Sour grapes: A wider context to Saudi refinery attack aftermath

The complex nature of the oil market and geopolitical context was not fully understood by countries outside the Iran-Saudi Arabia or US-China relations realm.

ARAMCO IS heading for an IPO but the September incident has repercussions. (photo credit: REUTERS)
ARAMCO IS heading for an IPO but the September incident has repercussions.
(photo credit: REUTERS)
There are several different contexts to analyze the attack on Aramco’s refinery on September 14, ranging from energy market to military strategic.
The basic context is a geopolitical dispute between Middle Eastern powers having a proxy war in Yemen, oil shipping route disputes getting out of hand and the testing of boundaries of US and international response.
It becomes much more complex when you consider that Saudi oil giant Aramco is on the cusp of the largest IPO ever, valued at up to $2 trillion. It becomes even more complex in light of the data that according to Reuters, China’s September refinery throughput rose by 9.4% year to year.
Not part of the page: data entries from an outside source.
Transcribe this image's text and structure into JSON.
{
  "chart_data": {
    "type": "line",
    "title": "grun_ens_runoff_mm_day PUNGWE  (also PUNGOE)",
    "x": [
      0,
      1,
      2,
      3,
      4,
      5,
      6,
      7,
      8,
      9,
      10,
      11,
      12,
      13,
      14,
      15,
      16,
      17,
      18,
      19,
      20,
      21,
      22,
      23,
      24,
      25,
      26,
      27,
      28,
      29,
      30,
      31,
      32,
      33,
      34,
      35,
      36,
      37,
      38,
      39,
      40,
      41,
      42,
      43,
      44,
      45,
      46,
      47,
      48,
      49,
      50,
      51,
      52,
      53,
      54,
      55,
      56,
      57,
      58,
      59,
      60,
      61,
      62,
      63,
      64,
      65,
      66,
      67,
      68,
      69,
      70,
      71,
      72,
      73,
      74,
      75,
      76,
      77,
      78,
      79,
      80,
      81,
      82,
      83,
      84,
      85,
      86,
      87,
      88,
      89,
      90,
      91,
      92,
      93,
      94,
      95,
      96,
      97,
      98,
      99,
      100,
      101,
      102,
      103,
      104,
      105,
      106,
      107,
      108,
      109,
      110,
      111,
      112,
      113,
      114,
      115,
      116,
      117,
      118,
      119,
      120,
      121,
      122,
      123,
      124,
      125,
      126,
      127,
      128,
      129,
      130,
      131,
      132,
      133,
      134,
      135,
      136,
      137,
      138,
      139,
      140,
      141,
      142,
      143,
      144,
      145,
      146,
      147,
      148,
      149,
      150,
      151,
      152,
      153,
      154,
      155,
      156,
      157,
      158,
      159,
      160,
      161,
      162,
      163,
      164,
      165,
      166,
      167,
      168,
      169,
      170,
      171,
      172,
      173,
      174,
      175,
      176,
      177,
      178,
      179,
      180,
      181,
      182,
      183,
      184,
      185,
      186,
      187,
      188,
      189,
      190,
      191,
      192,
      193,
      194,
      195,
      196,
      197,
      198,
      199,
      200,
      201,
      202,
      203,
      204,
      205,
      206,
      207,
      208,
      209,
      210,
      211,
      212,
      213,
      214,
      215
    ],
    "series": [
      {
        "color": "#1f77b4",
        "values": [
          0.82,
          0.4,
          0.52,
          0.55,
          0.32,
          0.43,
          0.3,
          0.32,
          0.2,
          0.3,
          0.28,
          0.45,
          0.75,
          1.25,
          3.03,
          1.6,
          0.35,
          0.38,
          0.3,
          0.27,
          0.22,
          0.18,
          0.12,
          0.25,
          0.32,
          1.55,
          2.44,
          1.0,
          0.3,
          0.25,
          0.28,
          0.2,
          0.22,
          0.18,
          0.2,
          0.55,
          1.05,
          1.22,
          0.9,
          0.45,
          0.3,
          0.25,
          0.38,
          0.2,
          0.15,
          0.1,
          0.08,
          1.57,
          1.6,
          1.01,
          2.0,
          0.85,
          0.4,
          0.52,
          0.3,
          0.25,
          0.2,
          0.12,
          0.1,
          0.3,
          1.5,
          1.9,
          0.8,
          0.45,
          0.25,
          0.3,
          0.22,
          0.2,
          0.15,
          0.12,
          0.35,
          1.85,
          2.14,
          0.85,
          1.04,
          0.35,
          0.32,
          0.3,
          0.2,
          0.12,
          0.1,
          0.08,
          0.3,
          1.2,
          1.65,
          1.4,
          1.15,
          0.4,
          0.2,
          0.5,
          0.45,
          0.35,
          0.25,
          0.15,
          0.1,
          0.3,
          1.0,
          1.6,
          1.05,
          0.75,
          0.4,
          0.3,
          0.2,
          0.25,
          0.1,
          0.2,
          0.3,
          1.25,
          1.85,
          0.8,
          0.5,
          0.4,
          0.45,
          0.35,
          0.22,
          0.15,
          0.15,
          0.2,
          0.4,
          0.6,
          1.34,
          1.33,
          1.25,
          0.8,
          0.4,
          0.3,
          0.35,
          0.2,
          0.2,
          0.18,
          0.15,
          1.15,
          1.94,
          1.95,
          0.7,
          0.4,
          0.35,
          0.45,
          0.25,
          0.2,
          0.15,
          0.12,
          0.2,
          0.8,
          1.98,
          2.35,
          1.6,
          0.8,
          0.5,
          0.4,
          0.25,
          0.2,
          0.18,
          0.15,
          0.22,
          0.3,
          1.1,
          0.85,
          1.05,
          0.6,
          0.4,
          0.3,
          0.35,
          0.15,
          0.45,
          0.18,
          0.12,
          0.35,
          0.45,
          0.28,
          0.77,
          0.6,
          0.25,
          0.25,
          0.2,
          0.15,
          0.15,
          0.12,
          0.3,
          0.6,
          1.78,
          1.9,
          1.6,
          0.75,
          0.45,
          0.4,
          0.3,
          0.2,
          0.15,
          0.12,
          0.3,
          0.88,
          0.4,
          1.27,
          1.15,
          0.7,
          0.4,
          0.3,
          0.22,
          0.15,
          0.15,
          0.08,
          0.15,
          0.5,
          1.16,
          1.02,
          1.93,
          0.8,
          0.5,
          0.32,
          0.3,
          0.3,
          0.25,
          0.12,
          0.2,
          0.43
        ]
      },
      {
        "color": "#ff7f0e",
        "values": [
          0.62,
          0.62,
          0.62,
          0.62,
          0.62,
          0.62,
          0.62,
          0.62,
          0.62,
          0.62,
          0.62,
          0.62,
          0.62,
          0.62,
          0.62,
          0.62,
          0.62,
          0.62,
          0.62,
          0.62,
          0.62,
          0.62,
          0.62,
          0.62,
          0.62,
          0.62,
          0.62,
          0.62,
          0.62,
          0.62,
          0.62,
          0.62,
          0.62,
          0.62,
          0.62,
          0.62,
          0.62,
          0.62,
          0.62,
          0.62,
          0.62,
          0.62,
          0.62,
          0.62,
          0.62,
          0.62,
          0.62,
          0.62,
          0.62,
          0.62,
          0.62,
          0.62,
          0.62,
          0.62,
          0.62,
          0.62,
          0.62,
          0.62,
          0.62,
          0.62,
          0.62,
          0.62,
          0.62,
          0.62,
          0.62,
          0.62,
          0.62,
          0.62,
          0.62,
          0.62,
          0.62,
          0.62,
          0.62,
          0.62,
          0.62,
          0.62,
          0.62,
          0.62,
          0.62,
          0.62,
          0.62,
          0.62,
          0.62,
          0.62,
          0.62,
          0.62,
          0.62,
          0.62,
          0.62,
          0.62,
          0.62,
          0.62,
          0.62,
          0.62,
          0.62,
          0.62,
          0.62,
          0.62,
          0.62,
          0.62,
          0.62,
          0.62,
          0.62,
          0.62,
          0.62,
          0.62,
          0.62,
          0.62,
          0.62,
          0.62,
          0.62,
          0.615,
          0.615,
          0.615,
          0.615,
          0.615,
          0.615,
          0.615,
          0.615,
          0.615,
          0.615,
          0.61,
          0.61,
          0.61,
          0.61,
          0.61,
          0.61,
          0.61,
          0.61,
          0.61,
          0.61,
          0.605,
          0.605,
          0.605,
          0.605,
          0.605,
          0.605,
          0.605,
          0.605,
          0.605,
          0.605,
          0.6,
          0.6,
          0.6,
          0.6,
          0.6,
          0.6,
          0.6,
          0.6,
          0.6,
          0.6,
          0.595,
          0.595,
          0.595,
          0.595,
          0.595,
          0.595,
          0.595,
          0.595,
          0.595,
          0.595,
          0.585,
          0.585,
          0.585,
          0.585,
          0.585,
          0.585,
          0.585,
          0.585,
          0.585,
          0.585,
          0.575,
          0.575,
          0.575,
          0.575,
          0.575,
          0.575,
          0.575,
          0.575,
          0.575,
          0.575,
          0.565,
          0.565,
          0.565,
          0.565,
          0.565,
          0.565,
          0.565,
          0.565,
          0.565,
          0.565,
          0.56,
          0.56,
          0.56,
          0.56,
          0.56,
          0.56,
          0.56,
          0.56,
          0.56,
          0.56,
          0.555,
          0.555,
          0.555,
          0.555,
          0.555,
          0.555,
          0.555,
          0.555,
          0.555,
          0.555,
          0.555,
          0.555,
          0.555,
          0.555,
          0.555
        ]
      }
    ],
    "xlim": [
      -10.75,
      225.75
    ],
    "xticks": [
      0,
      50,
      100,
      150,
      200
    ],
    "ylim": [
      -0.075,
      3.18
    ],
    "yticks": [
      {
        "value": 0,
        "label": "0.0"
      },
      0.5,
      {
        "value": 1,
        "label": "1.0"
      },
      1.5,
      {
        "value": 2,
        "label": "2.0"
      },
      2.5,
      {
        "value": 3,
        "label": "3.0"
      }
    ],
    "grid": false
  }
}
China’s oil storage data and consumption is correlated to a variety of economic indexes that go far beyond China and Asia and deep into European and global economic indicators. Any disruption to prices and supply could impact this “well oiled” mechanism. To make matters even more complex, according to the IEA, OPEC faces “serious challenges” if it wants to defend oil prices in 2020 due to risks on the demand side.
It seems that this context was not lost on Aramco’s end. For a short period of time, there was a drop to production, but Aramco lived up to its promises and made restoration to facilities in record time, releasing its own oil reserves while raising production in other fields. If anything, this event showed how resilient and adaptive Aramco is as a company. However, there is no doubt that if similar attacks occur again, it will have a significant impact on Aramco and the region. The relevant parties clearly understood the intertwined nature of the situation and are believed to have worked out some understandings in the face of the US and China’s geopolitical interests as well as their own.
There is a risk, however that the complex nature of the oil market and geopolitical context was not fully understood by countries outside the Iran-Saudi Arabia or US-China relations realm. Middle Eastern countries that are not oil providers could overlook the financial aspect of the Aramco deal and the Chinese oil demand patterns and focus their efforts and understanding of reality on the military-geopolitical aspect alone. Asian countries reliant on oil to continue growing their GPD, could very well focus on the financial aspect, and how the attack had little long-term impact on the market and price and overlook the significance of the attack from a geopolitical standpoint when moving from a proxy war to a direct attack. This risk must be analyzed from all aspects, including by US energy market traders, mostly used to the sophistication of the US oil storage markets and supply-and-demand models that are nothing like the Chinese patterns, which are much more opportunistic in nature. 
Will such an attack happen again soon? It’s tempting to analyze that it might, as once a threshold has been crossed, it could be easier to repeat. However, if the market was different and geopolitical risks were not on the oil demand side as they are now, the outcome could have been very different, and it would be quite a risk for such an attack to happen again.
The author is a GARP-ERP (Energy Risk Professional).